Я не дома и в то же время вроде дома. На письменном столе то же, что было и в Киеве. (Я вещист, как кто-то назвал меня, придаю значение вещам.) Слева так же, как и в Киеве, портрет Ивана Платоновича Чужого [37] в рамке из карельской березы — моего театрального учителя, кумира. На стенке портреты друзей, сталинградская передовая, громадная, с метр длиной, фотография Киева — с одного из холмов в сторону тылов Большой Житомирской. Над тахтой — размером чуть ли не с гектар план Парижа, тот самый, что на том же месте висел в Киеве, — каждый домик, каждая улочка, каждая лестница, памятник. В столовой те же старинные акварели одного из итальянских прадедушек, столетней, если не более, давности цветная (ну, пусть раскрашенная, но ей-Богу не хуже теперешних) фотография Шильонского замка, на ломберном столике между окнами (том самом, где, злые языки говорят, мои предки просаживали свои имения) фотографии моего брата и бабушки, а над ними дедушка в овальной раме. Чуть ниже гипсовое, почти слоновая кость, распятие, купленное маме, когда она была девочкой, на Нижегородской ярмарке, рядом два маминых портрета — изящной девушкой и на склоне лет, в пенсне, печально задумавшаяся, что не очень было ей свойственно, — в моей комнате есть другая, живая, смеющаяся, мама ее не любила: ну чего я, как дура, смеюсь в одиночестве…
37
Стр.274 Иван Платонович Чужой — в воспоминаниях А.Рохлина (В.Некрасов, «В самых адских котлах…») о нем говорится так: «Возглавлял ее <студию Киевского театра Русской драмы> режиссер-педагог Иван Платонович Чужой, убежденный реалист, ревностный последователь системы Станиславского. Как мне впоследствии говорил Виктор, он навсегда вложил в своих учеников любовь к правде не только в сценическом мастерстве, но и в иных видах художественного творчества, не мыслил искусства без правды».
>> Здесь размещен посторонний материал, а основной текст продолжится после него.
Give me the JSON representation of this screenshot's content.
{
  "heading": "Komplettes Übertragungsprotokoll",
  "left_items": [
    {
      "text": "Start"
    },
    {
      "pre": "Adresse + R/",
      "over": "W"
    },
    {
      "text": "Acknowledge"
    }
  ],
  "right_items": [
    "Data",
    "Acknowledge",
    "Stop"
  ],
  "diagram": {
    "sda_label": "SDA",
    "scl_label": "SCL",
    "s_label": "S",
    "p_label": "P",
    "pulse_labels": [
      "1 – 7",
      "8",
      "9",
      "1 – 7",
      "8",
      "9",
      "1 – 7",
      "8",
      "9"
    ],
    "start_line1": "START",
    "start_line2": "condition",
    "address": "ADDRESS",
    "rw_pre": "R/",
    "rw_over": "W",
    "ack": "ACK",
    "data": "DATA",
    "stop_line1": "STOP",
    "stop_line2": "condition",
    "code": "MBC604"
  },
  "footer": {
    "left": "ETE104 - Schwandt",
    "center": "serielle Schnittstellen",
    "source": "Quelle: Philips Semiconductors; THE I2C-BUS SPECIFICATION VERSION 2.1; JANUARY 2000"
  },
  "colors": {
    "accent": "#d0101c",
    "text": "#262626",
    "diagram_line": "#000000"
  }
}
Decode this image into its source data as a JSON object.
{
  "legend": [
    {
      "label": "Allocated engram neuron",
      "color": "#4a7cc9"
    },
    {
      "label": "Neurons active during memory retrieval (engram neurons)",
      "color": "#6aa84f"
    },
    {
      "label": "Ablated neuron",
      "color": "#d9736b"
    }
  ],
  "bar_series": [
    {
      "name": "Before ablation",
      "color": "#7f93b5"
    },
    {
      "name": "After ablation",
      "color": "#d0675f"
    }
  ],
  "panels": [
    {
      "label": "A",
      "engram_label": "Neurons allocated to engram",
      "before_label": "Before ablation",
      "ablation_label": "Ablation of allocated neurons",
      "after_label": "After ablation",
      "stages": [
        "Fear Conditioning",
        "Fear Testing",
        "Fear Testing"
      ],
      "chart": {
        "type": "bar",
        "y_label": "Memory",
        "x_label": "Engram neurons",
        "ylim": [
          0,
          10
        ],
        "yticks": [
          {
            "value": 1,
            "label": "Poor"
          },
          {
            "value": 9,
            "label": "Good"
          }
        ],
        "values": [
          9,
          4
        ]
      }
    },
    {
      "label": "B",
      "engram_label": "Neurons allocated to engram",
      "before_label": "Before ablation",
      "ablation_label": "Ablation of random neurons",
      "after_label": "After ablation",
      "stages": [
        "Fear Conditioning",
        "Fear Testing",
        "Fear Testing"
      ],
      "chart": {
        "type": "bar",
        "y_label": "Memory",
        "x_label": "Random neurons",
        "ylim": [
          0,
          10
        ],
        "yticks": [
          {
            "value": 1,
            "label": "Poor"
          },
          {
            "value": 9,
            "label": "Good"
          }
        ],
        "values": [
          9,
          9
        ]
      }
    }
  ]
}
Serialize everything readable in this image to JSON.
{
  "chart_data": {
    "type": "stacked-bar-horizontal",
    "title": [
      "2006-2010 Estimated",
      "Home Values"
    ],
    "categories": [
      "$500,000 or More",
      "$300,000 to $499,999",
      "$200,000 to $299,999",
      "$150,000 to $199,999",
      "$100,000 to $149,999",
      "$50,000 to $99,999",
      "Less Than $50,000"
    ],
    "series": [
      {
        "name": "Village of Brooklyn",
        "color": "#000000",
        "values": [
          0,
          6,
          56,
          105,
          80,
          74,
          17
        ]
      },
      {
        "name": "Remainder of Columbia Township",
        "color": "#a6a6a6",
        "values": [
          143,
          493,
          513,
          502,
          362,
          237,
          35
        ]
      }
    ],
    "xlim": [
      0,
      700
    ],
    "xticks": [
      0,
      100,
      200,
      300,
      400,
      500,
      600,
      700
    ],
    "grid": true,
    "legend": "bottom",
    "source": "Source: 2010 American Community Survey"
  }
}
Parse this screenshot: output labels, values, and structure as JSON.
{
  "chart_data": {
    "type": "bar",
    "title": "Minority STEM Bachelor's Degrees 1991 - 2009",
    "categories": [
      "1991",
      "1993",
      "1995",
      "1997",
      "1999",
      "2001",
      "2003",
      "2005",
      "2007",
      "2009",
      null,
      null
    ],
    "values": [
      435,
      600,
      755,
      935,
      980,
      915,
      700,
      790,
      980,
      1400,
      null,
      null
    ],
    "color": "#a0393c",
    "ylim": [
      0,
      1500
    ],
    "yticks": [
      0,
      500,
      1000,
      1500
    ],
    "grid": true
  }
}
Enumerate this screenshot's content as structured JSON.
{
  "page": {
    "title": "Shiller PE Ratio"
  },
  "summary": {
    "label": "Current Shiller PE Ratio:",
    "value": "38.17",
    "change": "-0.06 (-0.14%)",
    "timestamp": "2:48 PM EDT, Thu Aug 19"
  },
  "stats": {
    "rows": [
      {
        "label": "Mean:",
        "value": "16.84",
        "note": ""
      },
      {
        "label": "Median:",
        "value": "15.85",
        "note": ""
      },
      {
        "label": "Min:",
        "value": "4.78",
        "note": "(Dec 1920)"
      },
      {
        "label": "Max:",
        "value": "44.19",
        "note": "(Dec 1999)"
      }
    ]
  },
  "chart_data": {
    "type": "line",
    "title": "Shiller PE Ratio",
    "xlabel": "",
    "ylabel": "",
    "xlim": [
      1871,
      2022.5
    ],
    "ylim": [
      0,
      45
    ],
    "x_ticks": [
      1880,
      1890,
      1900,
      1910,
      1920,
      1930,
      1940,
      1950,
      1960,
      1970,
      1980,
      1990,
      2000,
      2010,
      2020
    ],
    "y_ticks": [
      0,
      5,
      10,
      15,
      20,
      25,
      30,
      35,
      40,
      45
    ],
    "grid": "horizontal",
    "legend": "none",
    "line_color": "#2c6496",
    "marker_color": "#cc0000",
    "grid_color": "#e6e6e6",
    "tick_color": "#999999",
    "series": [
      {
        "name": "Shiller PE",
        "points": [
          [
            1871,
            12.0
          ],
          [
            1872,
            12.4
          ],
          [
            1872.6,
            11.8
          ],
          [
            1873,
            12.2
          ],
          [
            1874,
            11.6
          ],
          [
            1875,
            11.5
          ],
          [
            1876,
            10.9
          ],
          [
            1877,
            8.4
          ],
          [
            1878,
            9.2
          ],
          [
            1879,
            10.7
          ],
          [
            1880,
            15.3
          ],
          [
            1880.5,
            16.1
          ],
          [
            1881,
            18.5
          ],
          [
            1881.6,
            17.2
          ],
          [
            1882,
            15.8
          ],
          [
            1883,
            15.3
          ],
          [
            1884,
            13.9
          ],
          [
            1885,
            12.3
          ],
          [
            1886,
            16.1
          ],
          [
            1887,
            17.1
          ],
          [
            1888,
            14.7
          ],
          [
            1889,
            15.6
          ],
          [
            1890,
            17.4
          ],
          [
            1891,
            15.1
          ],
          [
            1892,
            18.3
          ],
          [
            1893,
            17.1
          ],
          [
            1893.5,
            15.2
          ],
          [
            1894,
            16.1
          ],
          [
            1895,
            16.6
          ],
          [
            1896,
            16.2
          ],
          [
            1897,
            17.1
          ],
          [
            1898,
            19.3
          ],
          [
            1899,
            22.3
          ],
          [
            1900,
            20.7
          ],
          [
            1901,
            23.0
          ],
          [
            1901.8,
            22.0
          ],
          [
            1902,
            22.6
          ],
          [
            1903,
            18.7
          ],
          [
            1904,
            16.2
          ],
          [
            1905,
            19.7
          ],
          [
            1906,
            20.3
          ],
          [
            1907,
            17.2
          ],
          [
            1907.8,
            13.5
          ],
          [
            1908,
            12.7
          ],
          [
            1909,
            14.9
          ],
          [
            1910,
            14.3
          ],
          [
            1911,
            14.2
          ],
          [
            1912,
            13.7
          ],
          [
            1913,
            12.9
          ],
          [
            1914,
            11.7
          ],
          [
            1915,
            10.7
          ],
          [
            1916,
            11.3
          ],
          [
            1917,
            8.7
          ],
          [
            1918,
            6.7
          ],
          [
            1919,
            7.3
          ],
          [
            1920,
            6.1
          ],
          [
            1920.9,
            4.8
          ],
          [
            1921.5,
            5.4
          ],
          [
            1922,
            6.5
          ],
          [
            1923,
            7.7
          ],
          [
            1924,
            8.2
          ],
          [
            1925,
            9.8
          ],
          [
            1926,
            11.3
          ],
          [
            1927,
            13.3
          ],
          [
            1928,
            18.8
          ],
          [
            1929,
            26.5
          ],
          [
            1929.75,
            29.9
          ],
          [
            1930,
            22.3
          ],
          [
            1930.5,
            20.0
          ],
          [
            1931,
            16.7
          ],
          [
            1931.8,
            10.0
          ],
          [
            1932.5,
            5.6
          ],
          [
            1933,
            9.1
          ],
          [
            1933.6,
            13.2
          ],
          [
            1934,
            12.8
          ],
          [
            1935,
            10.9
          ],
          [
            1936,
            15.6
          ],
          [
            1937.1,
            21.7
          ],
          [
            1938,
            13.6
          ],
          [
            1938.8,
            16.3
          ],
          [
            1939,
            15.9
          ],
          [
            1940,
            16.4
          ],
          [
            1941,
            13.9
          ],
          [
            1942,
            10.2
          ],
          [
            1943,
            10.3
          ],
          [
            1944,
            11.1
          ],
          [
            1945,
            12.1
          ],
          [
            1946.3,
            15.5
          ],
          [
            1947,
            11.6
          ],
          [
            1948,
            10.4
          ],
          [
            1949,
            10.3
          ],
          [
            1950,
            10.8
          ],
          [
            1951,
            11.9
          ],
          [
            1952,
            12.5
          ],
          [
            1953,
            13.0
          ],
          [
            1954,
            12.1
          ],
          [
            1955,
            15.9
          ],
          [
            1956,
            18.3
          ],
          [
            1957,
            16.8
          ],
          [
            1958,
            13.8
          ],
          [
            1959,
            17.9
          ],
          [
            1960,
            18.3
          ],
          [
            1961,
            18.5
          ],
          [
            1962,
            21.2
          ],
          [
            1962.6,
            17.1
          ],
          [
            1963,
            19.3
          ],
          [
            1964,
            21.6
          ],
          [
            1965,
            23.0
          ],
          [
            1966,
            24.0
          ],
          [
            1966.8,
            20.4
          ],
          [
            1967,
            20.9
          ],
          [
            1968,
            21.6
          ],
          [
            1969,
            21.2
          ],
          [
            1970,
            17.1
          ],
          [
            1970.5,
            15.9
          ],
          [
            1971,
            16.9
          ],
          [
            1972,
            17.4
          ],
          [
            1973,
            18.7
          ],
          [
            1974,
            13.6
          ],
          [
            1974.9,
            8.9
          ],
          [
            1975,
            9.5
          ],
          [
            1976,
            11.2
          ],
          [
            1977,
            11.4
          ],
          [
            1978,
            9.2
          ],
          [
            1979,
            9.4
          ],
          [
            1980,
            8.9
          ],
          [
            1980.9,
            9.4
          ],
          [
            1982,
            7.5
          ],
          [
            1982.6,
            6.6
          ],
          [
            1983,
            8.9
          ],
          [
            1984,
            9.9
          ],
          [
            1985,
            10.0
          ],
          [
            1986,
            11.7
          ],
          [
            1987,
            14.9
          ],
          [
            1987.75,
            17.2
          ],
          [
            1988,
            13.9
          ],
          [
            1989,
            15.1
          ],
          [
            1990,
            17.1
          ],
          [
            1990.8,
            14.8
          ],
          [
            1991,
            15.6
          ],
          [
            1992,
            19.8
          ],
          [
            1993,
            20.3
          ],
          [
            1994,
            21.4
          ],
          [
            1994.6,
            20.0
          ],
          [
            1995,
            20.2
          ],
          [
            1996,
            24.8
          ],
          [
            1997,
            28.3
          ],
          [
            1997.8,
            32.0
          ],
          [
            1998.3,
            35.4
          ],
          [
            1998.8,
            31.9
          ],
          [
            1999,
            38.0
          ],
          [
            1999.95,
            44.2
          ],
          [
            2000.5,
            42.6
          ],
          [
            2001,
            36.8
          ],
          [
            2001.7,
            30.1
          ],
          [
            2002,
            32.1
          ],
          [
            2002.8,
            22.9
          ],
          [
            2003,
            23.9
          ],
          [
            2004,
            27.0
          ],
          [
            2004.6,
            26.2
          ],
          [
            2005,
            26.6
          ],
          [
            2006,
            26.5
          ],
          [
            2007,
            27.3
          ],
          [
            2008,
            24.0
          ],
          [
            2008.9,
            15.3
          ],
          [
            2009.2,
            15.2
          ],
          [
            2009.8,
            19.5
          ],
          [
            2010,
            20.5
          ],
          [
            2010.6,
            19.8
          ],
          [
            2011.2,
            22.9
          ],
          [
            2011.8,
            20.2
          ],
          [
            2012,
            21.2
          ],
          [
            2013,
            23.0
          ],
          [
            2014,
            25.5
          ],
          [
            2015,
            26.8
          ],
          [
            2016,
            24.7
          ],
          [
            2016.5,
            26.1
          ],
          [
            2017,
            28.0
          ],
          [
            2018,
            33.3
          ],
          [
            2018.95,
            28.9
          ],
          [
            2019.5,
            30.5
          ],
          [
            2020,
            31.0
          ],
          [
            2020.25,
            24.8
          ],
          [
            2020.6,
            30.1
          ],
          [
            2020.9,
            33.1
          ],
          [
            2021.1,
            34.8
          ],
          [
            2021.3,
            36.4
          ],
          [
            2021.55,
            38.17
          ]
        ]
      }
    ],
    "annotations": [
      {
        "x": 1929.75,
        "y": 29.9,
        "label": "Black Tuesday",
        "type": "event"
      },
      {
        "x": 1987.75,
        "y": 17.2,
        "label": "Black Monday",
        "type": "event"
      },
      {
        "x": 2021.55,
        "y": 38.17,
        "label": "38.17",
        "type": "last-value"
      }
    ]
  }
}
А по вечерам, за чаем, все вместе (слава Богу, а полтора года были врозь!) обсуждаем если и не совсем те, но часто и те самые, что дома, проблемы. Ищется квартира для ребят. «…Нет, нет, на Трокадеро слишком темная, мрачная… А там, в Vanves, [38] друг у друга на головах будем, хоть и три комнаты, и светлая…» Покупается для отправки в Союз курточка для Гелия, свадебный подарок. Ту, что он заказал, сверху вроде болоньи, а внутри вроде фланель, в Париже давно уже не носят, что же выбрать? И тут же с киевских еще времен тянутся все те же бесконечные разговоры об обысках, голодовках, Славике Глузмане — его милая, с сигаретой в зубах физиономия улыбается со стенки над стареньким «Аккордом», проигрывателем (пора купить уже новый, старичок-то разболтался, тянуть стал…).
38
Стр.275 А там в Vanves друг у друга на головах будем… — Некрасовы поселились как раз в Ванве, где и сегодня живут потомки писателя.
И часто, очень часто (куда чаще, чем в Киеве) сидят за этим столом москвичи, москвички. Забавно, но круг москвичей, с которыми я встречаюсь, сейчас здесь куда шире, чем в последнее время в Москве. Там был свой, довольно тесный, с десяток-полтора человек, не больше — с возрастом появляется какая-то избирательность. А здесь, я подсчитал, за два с лишним года, точнее за 27 месяцев, побывало друзей из Союза — 25 человек, в общем-то по человеку в месяц (не всегда-то я в Париже бываю).
Стоп! Не похоже ли это на донос? Скажут потом — мы вот вас выпускаем, по музеям разрешаем походить, ну, там купить кое-какое барахлишко, а вы вместо этого чаи распиваете с разными там… Нет, не скажут. Во-первых, знают и без моих доносов, во-вторых, что-то все-таки изменилось. Кто-то поумнее появился. В этих по крайней мере делах.